In the wake of the recent revelations of the domestic NSA spying, I asked myself, where is my data? Where could the NSA collect it from? Google. If I had a Mac or iDevice, I’d have to include Apple. And if I had a Windows phone or computer, I’d include Microsoft. But as I stuck with Linux for my larger devices and Android for the smaller devices, the answer was a solitary, enormous, monolith of data collection: Google. Who likely has the keys to this iconic data collection giant that publicly admits to indexing the internet? Rhetorical question says the NSA. Apple, Google, Microsoft, Amazon, Facebook… they have already done all the data collection and use it to influence our experiences online. The NSA doesn’t need to “spy,” they only want access to the data collected to make their own analyses.

I would not call myself a conspiracy nut, but this overly broad data collection agitates me on many different levels. Government data collection really bothers me on many levels. One, it does not improve governance. It is invasive and degrading, and my privacy is protected by the very laws that give the government power to govern. Two, there is no grounds to even issue such an overly broad search warrant and it is insulting to imagine that the federal government believes that the public will accept this. I believe the governing class thinks that we’re stupid sheeple; and for the most part we are, but even sheep fear the wolves. Thirdly, the execution of the NSA’s spying bugs me. Because of the shear volumes of data collected, the number of computation and man hours required to create intelligence from that heap of data is ridiculous. They would have more reliable and productive data if they limited their dataset to the people of interest. Fourthly, this broad interpretation is the results of lawyers, judges, and bureaucrats twisting the literal meaning of the law to get an outcome desirable for their agenda instead of following the legislators’ intentions in good faith. This is more of a general complaint with the current legal system and not specifically in regards to the NSA’s program.

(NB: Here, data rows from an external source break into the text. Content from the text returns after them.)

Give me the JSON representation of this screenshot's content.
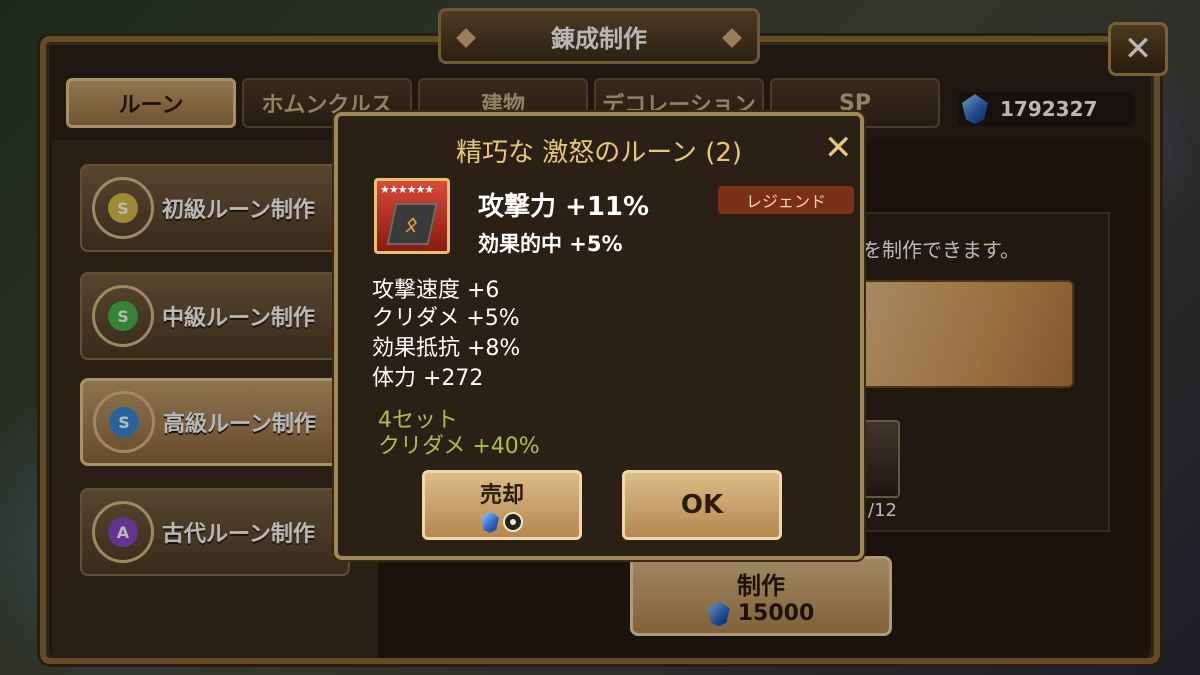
{
  "window": {
    "title": "錬成制作",
    "close_icon": "close-icon"
  },
  "tabs": [
    {
      "label": "ルーン",
      "active": true
    },
    {
      "label": "ホムンクルス",
      "active": false
    },
    {
      "label": "建物",
      "active": false
    },
    {
      "label": "デコレーション",
      "active": false
    },
    {
      "label": "SP",
      "active": false
    }
  ],
  "currency": {
    "icon": "crystal-icon",
    "amount": "1792327"
  },
  "craft_list": [
    {
      "label": "初級ルーン制作",
      "color": "#d8c048",
      "glyph": "S",
      "selected": false
    },
    {
      "label": "中級ルーン制作",
      "color": "#4ab848",
      "glyph": "S",
      "selected": false
    },
    {
      "label": "高級ルーン制作",
      "color": "#3a8ad8",
      "glyph": "S",
      "selected": true
    },
    {
      "label": "古代ルーン制作",
      "color": "#8a48c8",
      "glyph": "A",
      "selected": false
    }
  ],
  "detail": {
    "description": "を制作できます。",
    "count": "/12"
  },
  "craft_button": {
    "label": "制作",
    "cost": "15000"
  },
  "modal": {
    "title": "精巧な 激怒のルーン (2)",
    "stars": "★★★★★★",
    "main_stat": "攻撃力 +11%",
    "innate_stat": "効果的中 +5%",
    "grade": "レジェンド",
    "sub_stats": [
      "攻撃速度 +6",
      "クリダメ +5%",
      "効果抵抗 +8%",
      "体力 +272"
    ],
    "set_bonus": [
      "4セット",
      "クリダメ +40%"
    ],
    "sell_label": "売却",
    "ok_label": "OK"
  }
}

The wide spread surveillance of the NSA is just a poster child example of questionable laws being used for purposes beyond their scope by creative bureaucrats. Fifthly, I have no expectation that the government or any other private company could keep the collected data secure. The less data collected results in a smaller harvest for intruders or other organizations taking data from the government’s database–and this holds true for any dataset from any organization. The less data being stored, the less data there is to exploit.

That brings me back to Google and the other private databases. While I expect Google, Apple, Microsoft, et al do all in their power to keep their collected data private, that doesn’t mean companies like Equifax or Facebook from sharing that data with select partners or even the outright selling their data. Nor does that guarantee protection from malicious persons or entities that will attempt to gain access to these databases. While I could go into a deep rant about security, business practices, public policy, and government regulation, my goal is to ask the question, how do you disconnect substitute the services offered from Google, Apple, Facebook, Microsoft, etcetera without drastically changing your daily life?

Realistically, I expect to continue to be tracked on every online search, through every major chat protocol my friends and family would use, every click on Facebook or Amazon, and so forth. However, I do not have to funnel each and every email, contact, calendar event, phone call, and RSS feed through Google. Nor do I need to save every document I create to Google Drive. Google does not need to know my playlist and neither should Apple. I think it to be unreasonable for Google, Microsoft, Bing, Facebook, or any other business to have my browsing history. Basically, I desire to be in control of my data, and I want exclusive to my data.

One think I’d like to do is create a simple server and use DNS server and firewall to redirect all requests for these companies to said server.